Впрочем, надо взять себя в руки, успокоиться, записать по порядку.
Болеть на чужбине плохо, выздоравливать еще хуже. Впрочем, это я уже писал. За окном чужая планета, а с постели не спускают, пичкают микстурами, тугой компресс на лбу.
А чувствую я себя не скверно, ем с аппетитом, боли все реже. И всего‑то пять шагов до окна.
Как раз врачей не было, все ушли на обход, Гилика унесли для технической профилактики. Ну вот спустил я ноги потихонечку, голову высвободил из компресса, шаг, другой… пятый. Смотрю в окно.
Кошмар!!!
Опять бред первых дней болезни, ужасные видения зоофантастики: жуки с моноклями, сросшиеся ежи, амебы с крыльями. Бегут, ползают, скачут, воют, как нечисть из “Вия”. Меня заметили, вылупили глаза, языки вытянули, ощерили пасти…
— В кровать скорее! — Это уже сзади хрипят, за спиной.
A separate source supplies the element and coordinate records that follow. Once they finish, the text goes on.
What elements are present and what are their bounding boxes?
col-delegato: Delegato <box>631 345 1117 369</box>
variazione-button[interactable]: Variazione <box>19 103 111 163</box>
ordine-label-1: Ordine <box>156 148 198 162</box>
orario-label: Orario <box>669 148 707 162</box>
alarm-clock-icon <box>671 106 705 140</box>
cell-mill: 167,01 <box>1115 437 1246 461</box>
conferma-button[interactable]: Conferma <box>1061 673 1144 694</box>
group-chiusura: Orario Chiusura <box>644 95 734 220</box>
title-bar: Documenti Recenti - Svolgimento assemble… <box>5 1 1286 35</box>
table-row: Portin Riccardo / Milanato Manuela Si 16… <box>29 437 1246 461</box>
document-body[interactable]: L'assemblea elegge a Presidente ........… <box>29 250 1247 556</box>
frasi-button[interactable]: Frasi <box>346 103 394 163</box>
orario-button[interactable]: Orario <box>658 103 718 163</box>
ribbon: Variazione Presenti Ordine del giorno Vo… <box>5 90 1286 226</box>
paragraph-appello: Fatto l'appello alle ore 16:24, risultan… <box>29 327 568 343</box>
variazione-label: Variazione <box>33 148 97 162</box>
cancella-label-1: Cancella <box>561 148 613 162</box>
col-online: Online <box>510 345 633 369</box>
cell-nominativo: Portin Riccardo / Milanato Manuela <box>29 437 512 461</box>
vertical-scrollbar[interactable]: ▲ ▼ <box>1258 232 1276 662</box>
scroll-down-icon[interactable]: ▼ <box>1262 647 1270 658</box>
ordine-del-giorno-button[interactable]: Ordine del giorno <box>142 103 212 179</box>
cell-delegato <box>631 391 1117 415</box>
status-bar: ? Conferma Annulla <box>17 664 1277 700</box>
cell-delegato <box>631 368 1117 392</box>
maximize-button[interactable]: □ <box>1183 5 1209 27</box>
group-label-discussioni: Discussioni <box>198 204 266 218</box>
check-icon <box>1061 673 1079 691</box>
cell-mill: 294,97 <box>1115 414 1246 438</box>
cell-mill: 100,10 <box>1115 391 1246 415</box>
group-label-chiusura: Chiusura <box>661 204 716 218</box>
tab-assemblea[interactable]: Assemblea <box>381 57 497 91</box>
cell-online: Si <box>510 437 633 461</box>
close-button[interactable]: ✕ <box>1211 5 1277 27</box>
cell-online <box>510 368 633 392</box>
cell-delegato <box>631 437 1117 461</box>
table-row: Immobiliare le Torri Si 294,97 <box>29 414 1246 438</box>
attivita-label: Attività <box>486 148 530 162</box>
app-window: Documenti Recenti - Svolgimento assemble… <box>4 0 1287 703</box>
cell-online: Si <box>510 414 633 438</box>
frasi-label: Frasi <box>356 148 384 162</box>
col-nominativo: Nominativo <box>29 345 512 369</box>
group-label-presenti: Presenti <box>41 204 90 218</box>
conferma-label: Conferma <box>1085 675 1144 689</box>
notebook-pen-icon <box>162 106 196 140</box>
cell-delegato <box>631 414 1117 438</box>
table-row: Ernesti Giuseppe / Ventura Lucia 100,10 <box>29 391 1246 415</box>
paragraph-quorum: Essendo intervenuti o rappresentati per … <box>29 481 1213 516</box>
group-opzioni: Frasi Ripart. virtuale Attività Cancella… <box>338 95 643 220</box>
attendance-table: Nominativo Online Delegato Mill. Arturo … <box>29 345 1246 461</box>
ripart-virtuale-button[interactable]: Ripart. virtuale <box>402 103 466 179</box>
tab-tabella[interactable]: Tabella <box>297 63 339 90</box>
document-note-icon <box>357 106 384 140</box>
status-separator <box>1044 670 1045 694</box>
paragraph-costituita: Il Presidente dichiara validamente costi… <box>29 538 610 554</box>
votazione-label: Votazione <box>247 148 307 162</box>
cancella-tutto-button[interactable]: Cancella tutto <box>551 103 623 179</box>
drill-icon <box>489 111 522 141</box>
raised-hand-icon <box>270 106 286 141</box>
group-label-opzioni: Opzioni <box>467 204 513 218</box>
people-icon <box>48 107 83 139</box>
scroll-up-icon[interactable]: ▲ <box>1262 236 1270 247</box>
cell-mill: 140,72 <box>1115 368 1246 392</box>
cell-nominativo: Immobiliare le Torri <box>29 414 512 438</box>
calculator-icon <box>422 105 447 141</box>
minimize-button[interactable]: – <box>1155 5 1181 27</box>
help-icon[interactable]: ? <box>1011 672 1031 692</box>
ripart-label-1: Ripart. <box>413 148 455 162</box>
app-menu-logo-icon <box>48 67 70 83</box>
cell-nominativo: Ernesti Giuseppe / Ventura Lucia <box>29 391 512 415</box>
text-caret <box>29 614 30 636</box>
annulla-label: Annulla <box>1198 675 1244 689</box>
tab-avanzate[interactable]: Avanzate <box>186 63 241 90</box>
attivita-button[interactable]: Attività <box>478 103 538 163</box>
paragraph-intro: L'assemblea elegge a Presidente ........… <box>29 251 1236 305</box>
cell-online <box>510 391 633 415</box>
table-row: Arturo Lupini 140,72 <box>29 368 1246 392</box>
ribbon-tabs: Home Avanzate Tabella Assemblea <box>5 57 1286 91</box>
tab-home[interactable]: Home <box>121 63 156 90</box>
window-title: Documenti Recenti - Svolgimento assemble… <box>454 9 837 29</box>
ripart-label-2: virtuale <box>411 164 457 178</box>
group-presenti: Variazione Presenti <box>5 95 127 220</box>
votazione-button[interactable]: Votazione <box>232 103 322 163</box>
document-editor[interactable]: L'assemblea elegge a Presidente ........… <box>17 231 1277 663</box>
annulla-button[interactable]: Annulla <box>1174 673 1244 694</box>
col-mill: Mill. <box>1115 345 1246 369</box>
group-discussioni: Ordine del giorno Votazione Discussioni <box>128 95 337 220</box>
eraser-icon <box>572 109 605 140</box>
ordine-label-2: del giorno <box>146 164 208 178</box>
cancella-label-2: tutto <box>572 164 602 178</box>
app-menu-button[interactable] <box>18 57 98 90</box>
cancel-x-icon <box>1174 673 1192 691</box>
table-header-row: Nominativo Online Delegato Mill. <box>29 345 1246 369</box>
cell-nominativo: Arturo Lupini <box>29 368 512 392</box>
Оглянулся. В дверях самый страшный: голый череп с пятнистой кожей. Я завопил, глаза зажмурил…
Слышу голос Граве:
— В постель, голубчик, в постель! И компресс на голову! Скорее, скорее!
А я и кровати не вижу. И стен нет, какие‑то трубки, цветные струи колышутся. Вой, писк, треск. Уж не помню как, ощупью забрался на матрац, глаза закрыл, всунул голову в повязку.
Снова голос Граве:
— Откройте глаза, не бойтесь. Все прошло.
Чуть разлепил веки. Верно, исчез кошмар. Идет от двери мой спутник, ноги волочит, отдувается, такой рыхлый, обыденный, лицо жалостливое.
— Плохи мои дела, Граве, — говорю и сам удивляюсь, какой у меня плаксивый голос. — Схожу с ума. Галлюцинации среди бела дня. Мертвецы видятся с трупными пятнами.
Граве тяжело вздыхает. Так вздыхают, решаясь на неприятное признание. Берет меня за руку, поглаживает успокаивая:
— Это вы меня видели, голубчик. Так я выгляжу на самом деле, без анапода.
Анапод, как выясняется, — специальный прибор у меня на голове, который я принимал за компресс.
Если сдвинуть его со лба, передо мной пятнистый скелет, чудище из страшной сказки.
Если надвинуть, возвращается в кресло тучный старик, сутуловатый, рыхлый, смотрит на меня участливо.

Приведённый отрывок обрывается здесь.